I’d like to officially go on the record and say that although I have yet to keep my promise and post/review things regularly (but seriously, at this point, did anyone really believe that I would be proactive about this?), I have, in fact, been reading many books from my summer reading list. GET AT ME.
Moving on. I did finally pick up my copy of The Sky Is Everywhere by Jandy Nelson, sooooooo here are my thoughts.
Seventeen-year-old Lennie Walker was sucker punched by the unforeseen death of her older sister, Bailey. As she muddles through her fried, she inconveniently finds herself involved with two very different boys. One distracts her from the sadness while the other comfortingly keeps Bailey’s memory alive. All the while, Lennie struggles to figure out who she is without using her sister as a lifeline.

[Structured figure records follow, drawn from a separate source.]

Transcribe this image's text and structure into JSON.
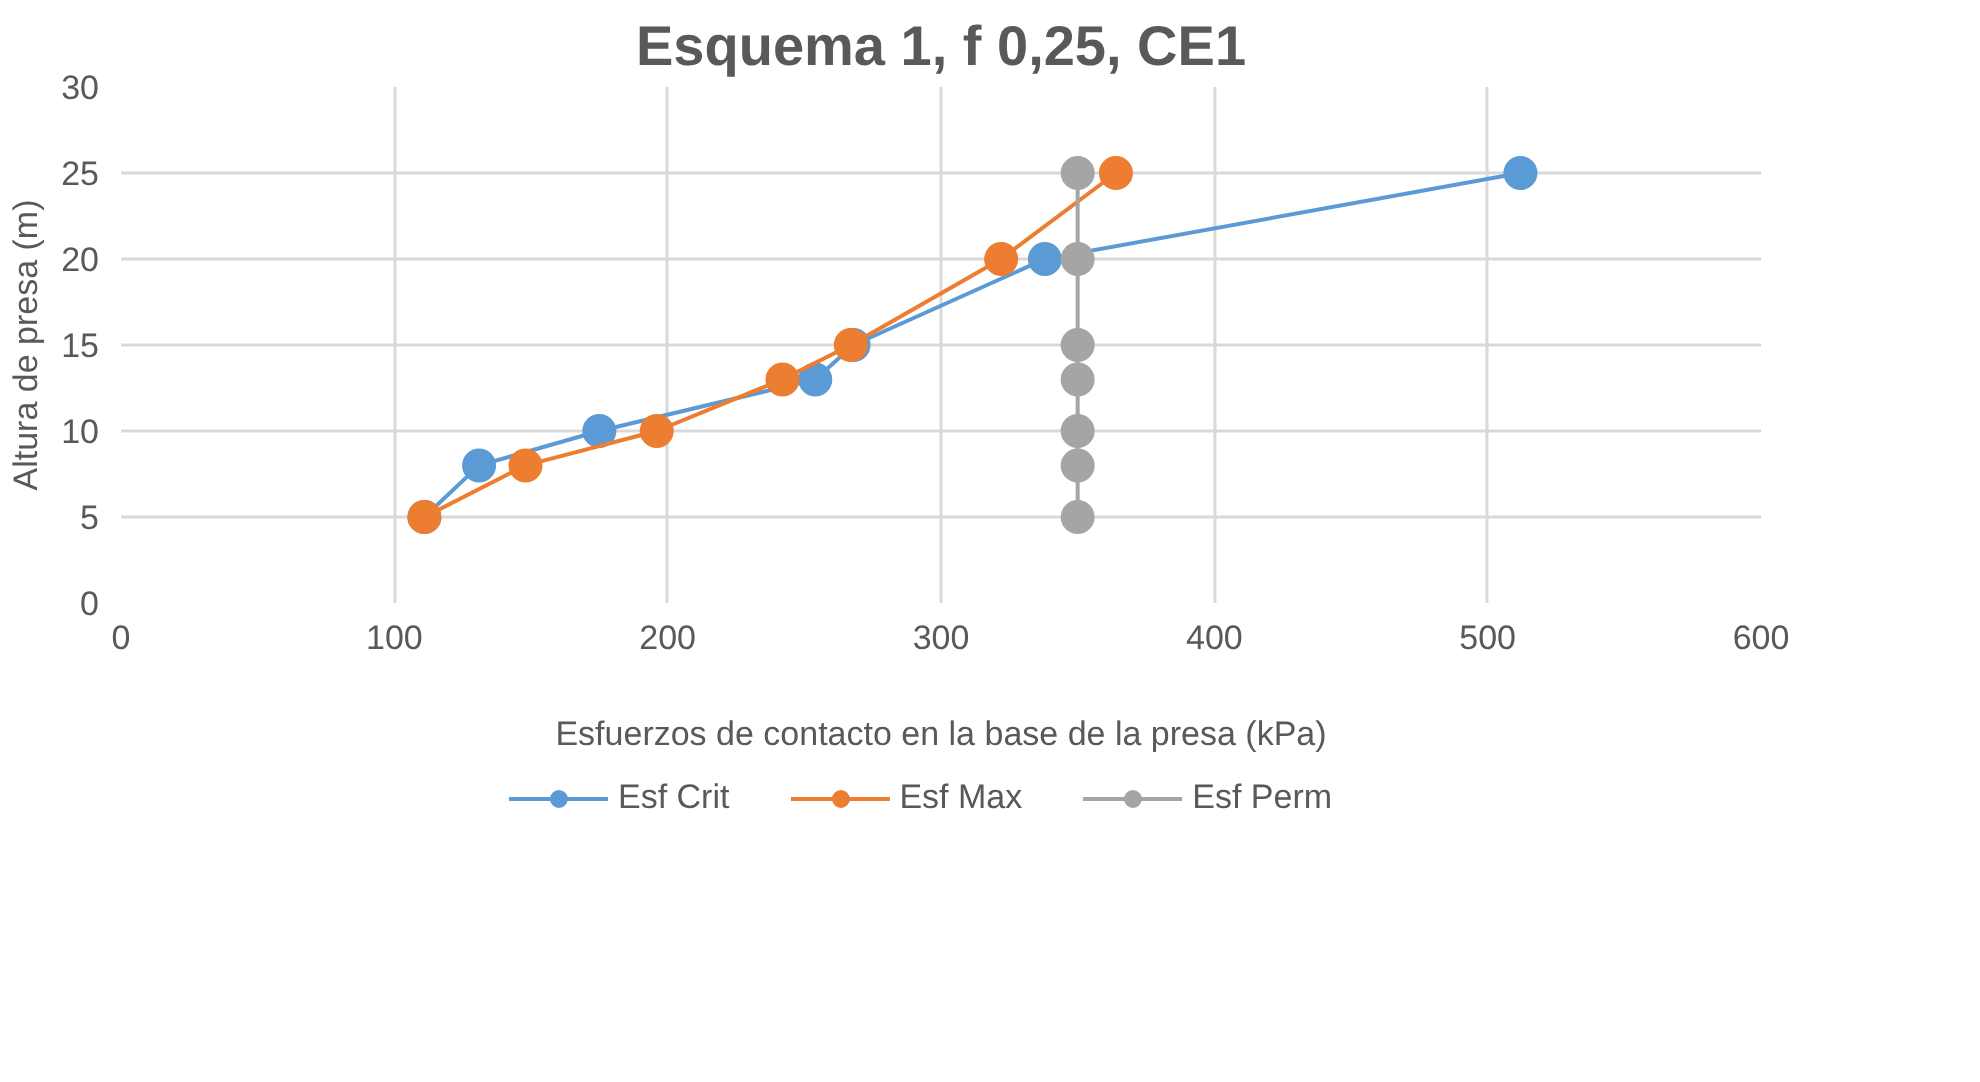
{
  "chart_data": {
    "type": "line",
    "title": "Esquema 1, f 0,25, CE1",
    "xlabel": "Esfuerzos de contacto en la base de la presa (kPa)",
    "ylabel": "Altura de presa (m)",
    "series": [
      {
        "name": "Esf Crit",
        "color": "#5b9bd5",
        "x": [
          111,
          131,
          175,
          254,
          268,
          338,
          512
        ],
        "values": [
          5,
          8,
          10,
          13,
          15,
          20,
          25
        ]
      },
      {
        "name": "Esf Max",
        "color": "#ed7d31",
        "x": [
          111,
          148,
          196,
          242,
          267,
          322,
          364
        ],
        "values": [
          5,
          8,
          10,
          13,
          15,
          20,
          25
        ]
      },
      {
        "name": "Esf Perm",
        "color": "#a5a5a5",
        "x": [
          350,
          350,
          350,
          350,
          350,
          350,
          350
        ],
        "values": [
          5,
          8,
          10,
          13,
          15,
          20,
          25
        ]
      }
    ],
    "xlim": [
      0,
      600
    ],
    "xticks": [
      0,
      100,
      200,
      300,
      400,
      500,
      600
    ],
    "ylim": [
      0,
      30
    ],
    "yticks": [
      0,
      5,
      10,
      15,
      20,
      25,
      30
    ],
    "grid": true,
    "legend": "bottom",
    "marker": "circle",
    "line_style": "solid"
  }
}
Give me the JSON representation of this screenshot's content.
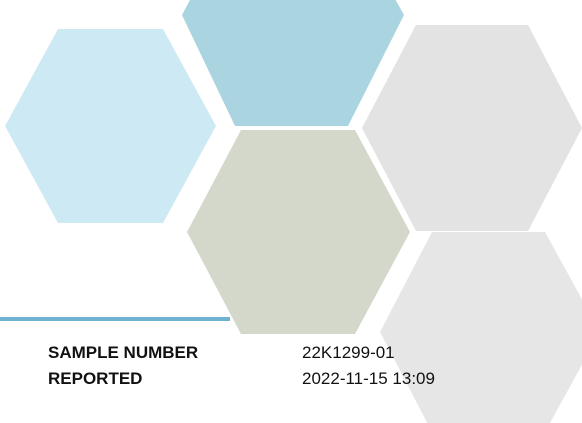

Based on other reviewers, I was fully prepared to ugly-cry throughout most of this book. This was not he case. The grief and humor balanced each other out quite nicely, much like Toby and Joe did for Lennie.
What I Didn’t Like:
1. The whole relationship with Toby. Let me clarify: the “romance” felt forced to me- and maybe that was Nelson’s intention, but it was verrrrry uncomfortable (which was also probably part of Nelson’s plan). Because of Toby’s close relationship with Bailey’s family, I can understand why he’d be feeling displaced and desperate to connect with anything/anyone to do with Bailey. Once it was clear that Toby and Lennie couldn’t keep their hands off of one another, I got super duper creeped out. Honestly, this was really the only element that bothered me, but since it was such a huge part of the plot, it kept me from truly loving the book.
What I liked:
1. Joe (for the most part). He provided me, as the reader, with a sense of relief. He was a distraction form the sadness for me as much as he was for Lennie. It wasn’t even so much the cute romance between him and Lennie that added to the story; he was a breath of fresh air for Lennie, Gram and Uncle Big because they were all trying to keep from drowning in Bailey’s ghost. My one issue with Joe was that he was a bit too stubborn and unforgiving for a while there. Although shouldn’t that make him more well-rounded of a character? Probs.
2. Lennie’s house. It sounds weird to like a physical object rater than a character or plot-line, but Lennie’s house gave me a better understanding of the family and the life they live- which seemed to be a very bohemian-y/care-free/in love with nature lifestyle. I got the sense that Gram tried to bring as much of the “outside” into the house.
3. “Road Reading.” The definition of which is: reading while walking (awesome). It’s an activity that Lennie and Bailey were famous for, as the neighbors knew to be on the look-out for the Walker sisters. Such a small and simple detail, yet a perfect way to define the closeness of the sisters. Plus, books, guys. BOOKS.
4. Lennie’s memories. What made this book so poignant were the memories and snippets of conversations between she and Bailey, that Lennie recalls throughout the book. However, it’s the way in which she records said memories; notes are hastily scribbled on whatever scrap paper she can find and then leaves them behind. It’s as if she’s slowly releasing her grief through these memories, and once they’re written down and out in the world, she can pluck them from the sky and remember.
Overall, I enjoyed The Sky Is Everywhere. It took me waaaay too long to finish it, which probably kept me from totally loving it, but I would still recommend this book.